Endocrinology and Nutrition Clinical Administration Unit, Virgen Macarena‐Virgen del Rocío University Hospitals, Seville, Spain.

Introduction: Fine-needle aspiration biopsy (FNAB) of the thyroid gland is an accurate diagnostic test used routinely in the initial evaluation of nodular thyroid disease. A sizeable subset of patients are found to be taking antithrombotic and/or anticoagulant (AT/AC) medications. This creates a dilemma for the endocrinologist, who must weigh the risk of withholding these medications (and the associated potential benefit of diagnosis) against the perceived increased risk of iatrogenic bleeding.

Material and methods: We examined records of patients who underwent ultrasound-guided fine needle aspiration biopsy (US-FNAB) of thyroid nodules from the whole period 2012–2014, in order to determine whether there was a significantly increased incidence of bleeding complications in patients on AT/AC medications (test group) compared to patients not receiving AT/AC therapy (control group). All the studies were performed by the same experienced operator and cytopathologist team. The χ2 test was used to assess statistically significant differences between test group and control group.
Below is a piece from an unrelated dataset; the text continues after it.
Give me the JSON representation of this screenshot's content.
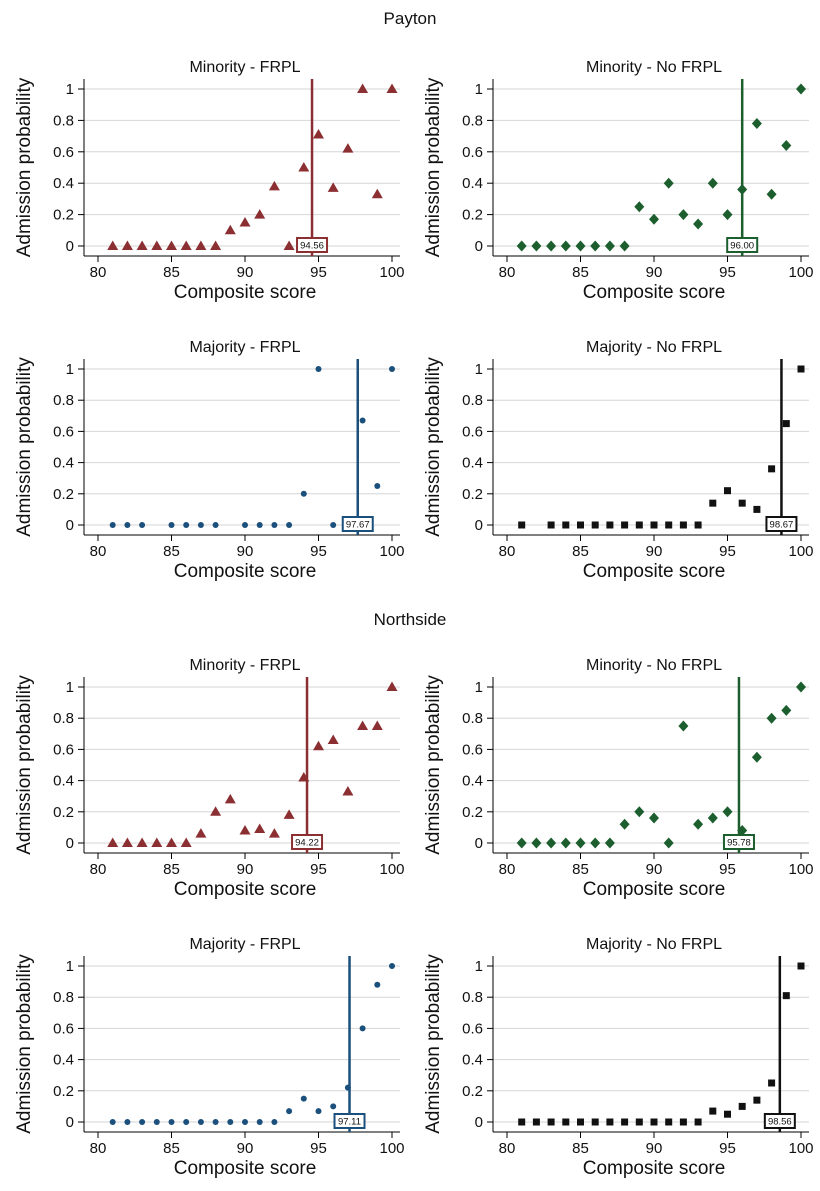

Results: A total of 83 patients (9.09%) were taking AT/AC medications without preprocedural interruption. Five US-FNAB-related hematomas (0.5%) occurred. Three hematomas developed in patients on AT/AC treatment, and two hematomas developed in patients who did not take AT/AC medications (P=0.0014). Twenty-four patients in the test group (40.6%) were labelled as ‘nondiagnostic’ cytology, vs 84 patients in the control group (10.1%) (P<0.0001).

Conclusion: Our results revealed an increased incidence in ‘non diagnostic’ or ‘unsatisfactory’ cytology in patients on AT/AC treatment, finding not described in previous studies until now. This could be related to a higher rate of cytological artifacts associated with lower blood coagulability. Our results also showed an increased bleeding risk in patients on AT/AC treatment. Despite this fact, most of studies argue that US-FNAB may be performed safely on a patient taking standard doses of aspirin or anticoagulants.